Friday, July 1, 2011

My Position on Patriotic Celebrations in Worship Services

Much of this conversation has previously been posted on this blog, but I have reworked my points and expanded the discussion a little bit.

These Are Reasons Why I Don't Do Patriotic Celebrations in Church

1. When our services focus on country and patriotism, there are conflicting messages sent as to what being a Christ-follower is all about.  It can easily sound like being a good U.S. citizen is the first step on the road to living the gospel.  In reality, we are called to take up our cross and follow Christ.  Our primary allegiance is to Christ’s Kingdom.

2. Most patriotic songs and hymns, even if they mention God, say little if anything that distinguishes Him as the Christian God, and instead focus on a perceived inherent goodness in this country (for instance, “America the Beautiful”).  Others contain theology that many find problematic (“Battle Hymn of the Republic”).

3. It may not be an issue for all congregations, but many churches are attended by internationals.  For their sake, it is important to make sure they see an accurate representation of the gospel.  Furthermore, we want them to understand that we are all, regardless of earthly citizenship, one in Christ.

Adding to that point, when we refer to the United States of America as “America,” we are excluding Canadians and Mexicans and Cubans and a host of other individuals who are Americans but are not native to the U.S.A.

4.  There are, sadly, instances in our history where we have not been the “land of the free” to all people.  Even if we don’t agree with them, there are many cultures who find themselves still disenfranchised or affected by decisions our culture has made.  For those people, the U.S.A. is not such a beautiful place with a strong sense of Christian heritage.  The gospel demands that we be sensitive to these cultures.

We also must be careful that we’re not advocating a sort of modern-day manifest destiny, where we operate under the assumption that everything we can do and take whatever we want, simply because God is on our side.   

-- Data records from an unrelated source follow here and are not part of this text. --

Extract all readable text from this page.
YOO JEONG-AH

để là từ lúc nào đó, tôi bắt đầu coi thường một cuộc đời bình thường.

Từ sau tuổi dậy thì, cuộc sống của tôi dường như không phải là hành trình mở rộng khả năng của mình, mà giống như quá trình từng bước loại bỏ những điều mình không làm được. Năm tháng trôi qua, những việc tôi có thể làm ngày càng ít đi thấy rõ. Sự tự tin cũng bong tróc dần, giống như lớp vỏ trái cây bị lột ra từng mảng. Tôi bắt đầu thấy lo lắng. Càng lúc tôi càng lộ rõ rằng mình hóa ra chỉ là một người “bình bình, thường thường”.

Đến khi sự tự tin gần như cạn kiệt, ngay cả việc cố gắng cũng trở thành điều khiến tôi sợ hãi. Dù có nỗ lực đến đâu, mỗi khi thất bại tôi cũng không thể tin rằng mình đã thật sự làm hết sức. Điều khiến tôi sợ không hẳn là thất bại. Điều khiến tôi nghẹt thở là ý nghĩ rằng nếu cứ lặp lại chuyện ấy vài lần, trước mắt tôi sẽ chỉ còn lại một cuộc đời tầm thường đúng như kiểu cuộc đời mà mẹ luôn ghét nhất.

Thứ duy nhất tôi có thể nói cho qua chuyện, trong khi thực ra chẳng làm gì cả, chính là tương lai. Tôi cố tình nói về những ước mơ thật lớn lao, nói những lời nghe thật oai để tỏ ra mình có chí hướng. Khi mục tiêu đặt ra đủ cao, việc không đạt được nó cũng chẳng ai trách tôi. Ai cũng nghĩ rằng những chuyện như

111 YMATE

5. Patriotic celebrations draw us in with sentimentality and warm feelings and direct our focus off of Almighty God.  When our focus is shifted off Christ, our worship ceases to be Christian worship.  It becomes something else entirely.  We are all deeply committed to idols.  Because we are still deeply affected by sin, our hearts still lead us to bow down to God-substitutes.   

Many of these idols are actually good, acceptable objects or endeavors.  Family, children, career, food, sex, homeland; all of these things are good, but if not kept in their proper place, they can very easily become idols; God substitutes that ultimately leave us empty and broken.  And they compromise the very purpose of our worship gatherings if given the chance. 

These are the reasons I do not believe it is appropriate for times of gathered worship to become patriotic in nature.  While many agree with me, there are other very devoted believers who do not, and I do not for a minute condemn them for their position.  My hope is that they do not condemn me for mine, either, and my prayer is that this would not be a divisive issue for any, but that we would graciously allow ourselves to follow our conscience on this matter, knowing that we are all still one in Christ.